Preparations for this historic procedure have started by retrieving and storing eggs from southern white rhino females in European zoos, and fertilising them in in vitro conditions, before actually retrieving eggs from the last two remaining northern white rhino females in Kenya. The plan is now to isolate the potential southern white rhino female surrogates from any males, ensuring they are ‘empty’ and ready for receiving a northern white rhino embryo in 2018.

The procedure will involve using northern white rhino sperm from several (now deceased) males that is stored in Berlin, Germany. However, the only northern white rhino eggs in the world belong to the two live females at Ol Pejeta - Najin and Fatu - who are 28 and 17 years old respectively.
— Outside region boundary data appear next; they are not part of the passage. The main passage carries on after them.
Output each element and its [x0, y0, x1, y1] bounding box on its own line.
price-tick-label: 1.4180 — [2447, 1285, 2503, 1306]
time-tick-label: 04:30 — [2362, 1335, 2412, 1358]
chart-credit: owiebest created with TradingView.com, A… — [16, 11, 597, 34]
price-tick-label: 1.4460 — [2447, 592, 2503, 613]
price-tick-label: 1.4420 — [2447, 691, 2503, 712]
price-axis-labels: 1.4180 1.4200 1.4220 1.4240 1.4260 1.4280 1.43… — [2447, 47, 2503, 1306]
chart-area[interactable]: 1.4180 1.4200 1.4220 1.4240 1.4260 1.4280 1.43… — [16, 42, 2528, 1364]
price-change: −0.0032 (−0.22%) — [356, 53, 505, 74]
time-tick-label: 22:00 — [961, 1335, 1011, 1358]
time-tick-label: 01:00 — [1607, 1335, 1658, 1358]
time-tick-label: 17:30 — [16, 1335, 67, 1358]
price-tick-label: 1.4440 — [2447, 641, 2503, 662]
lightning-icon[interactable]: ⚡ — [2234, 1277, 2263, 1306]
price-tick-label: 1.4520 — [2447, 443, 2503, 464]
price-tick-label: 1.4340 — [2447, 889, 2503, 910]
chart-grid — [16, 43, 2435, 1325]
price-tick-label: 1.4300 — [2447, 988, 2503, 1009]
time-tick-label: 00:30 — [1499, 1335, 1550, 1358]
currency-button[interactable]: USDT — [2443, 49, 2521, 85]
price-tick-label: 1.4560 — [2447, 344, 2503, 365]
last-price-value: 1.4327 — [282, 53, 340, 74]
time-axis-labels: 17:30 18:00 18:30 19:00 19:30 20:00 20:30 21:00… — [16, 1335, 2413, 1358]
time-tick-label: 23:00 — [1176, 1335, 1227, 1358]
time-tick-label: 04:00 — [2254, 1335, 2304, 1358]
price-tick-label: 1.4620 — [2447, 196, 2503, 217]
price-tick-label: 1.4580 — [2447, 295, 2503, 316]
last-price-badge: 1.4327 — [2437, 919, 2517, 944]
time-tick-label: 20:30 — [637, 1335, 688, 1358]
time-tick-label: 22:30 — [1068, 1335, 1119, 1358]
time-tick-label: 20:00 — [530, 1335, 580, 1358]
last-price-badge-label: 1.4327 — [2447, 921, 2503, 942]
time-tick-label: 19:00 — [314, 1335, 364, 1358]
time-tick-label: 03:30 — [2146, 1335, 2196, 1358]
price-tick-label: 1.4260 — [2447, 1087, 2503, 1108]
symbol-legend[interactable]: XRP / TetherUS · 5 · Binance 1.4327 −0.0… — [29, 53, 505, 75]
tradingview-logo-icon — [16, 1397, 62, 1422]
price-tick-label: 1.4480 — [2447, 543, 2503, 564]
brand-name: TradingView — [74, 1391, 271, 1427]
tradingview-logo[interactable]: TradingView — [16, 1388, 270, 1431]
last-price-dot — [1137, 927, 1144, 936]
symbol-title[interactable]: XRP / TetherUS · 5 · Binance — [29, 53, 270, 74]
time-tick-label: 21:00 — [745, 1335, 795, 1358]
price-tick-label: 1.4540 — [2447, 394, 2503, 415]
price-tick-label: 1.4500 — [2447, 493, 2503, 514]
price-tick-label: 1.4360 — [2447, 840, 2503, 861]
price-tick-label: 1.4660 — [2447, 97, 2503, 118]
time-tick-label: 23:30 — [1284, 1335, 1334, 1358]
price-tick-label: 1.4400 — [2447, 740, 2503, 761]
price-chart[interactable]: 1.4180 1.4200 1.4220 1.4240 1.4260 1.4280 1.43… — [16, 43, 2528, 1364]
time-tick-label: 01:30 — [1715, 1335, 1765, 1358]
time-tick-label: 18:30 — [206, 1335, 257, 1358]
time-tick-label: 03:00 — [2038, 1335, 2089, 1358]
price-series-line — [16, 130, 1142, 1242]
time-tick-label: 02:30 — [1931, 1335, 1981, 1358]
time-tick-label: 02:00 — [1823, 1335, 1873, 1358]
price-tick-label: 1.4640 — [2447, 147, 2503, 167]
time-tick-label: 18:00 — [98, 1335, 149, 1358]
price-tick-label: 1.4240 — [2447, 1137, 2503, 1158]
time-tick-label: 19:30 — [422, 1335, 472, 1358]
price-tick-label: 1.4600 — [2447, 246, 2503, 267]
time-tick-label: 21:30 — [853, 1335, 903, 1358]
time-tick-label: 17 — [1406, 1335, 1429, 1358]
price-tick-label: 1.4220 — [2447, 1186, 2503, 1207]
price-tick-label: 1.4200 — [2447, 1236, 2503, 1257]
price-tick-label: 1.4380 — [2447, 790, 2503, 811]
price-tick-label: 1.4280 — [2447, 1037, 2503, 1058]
The surgery required to harvest these eggs carries inherent risks, and will have to be conducted in the field. The fate of the northern white rhino subspecies depends on this operation going smoothly.

That is why, for the past two years, a consortium of experts from Dvůr Králové Zoo, IZW Berlin and Avantea Institute in Cremona, Italy, have been developing a technique known as ovum pick-up (OPU) on captive southern white rhinos, which involves the collection of eggs from females. They have also been developing the in vitro procedures needed to generate a viable embryo from these eggs.

Under supervision of Kenya Wildlife Service, OPU will now be conducted on Najin and Fatu in Kenya in early 2018, and if successful their eggs will be shipped to the Avantea laboratory in Italy. Here, scientists hope to develop an embryo using northern white rhino sperm, which will then be shipped back to Kenya to insert into surrogate southern white rhino females in Ol Pejeta.

Preparations for the OPU officially started in Ol Pejeta last month. “A southern white rhino male known as Kingi was moved out of the 722-acre enclosure he shares with five southern white females. This move ensures that all surrogates will be ‘empty’ and ready for receiving the embryos in 2018,” says Richard Vigne, Ol Pejeta’s CEO.

The last northern white rhino male, Sudan, has become an internationally recognised ‘bachelor’ after the popular dating app Tinder featured him on their social network to help raise money for this procedure. Now 44, he is too old to mate, and spends his days under 24/7 armed guard and requires frequent veterinary care. “Unfortunately, at his age, it cannot be expected that his health would dramatically improve,” says Jan Stejskal of Dvůr Králové Zoo, who has known Sudan since he was 30 years old.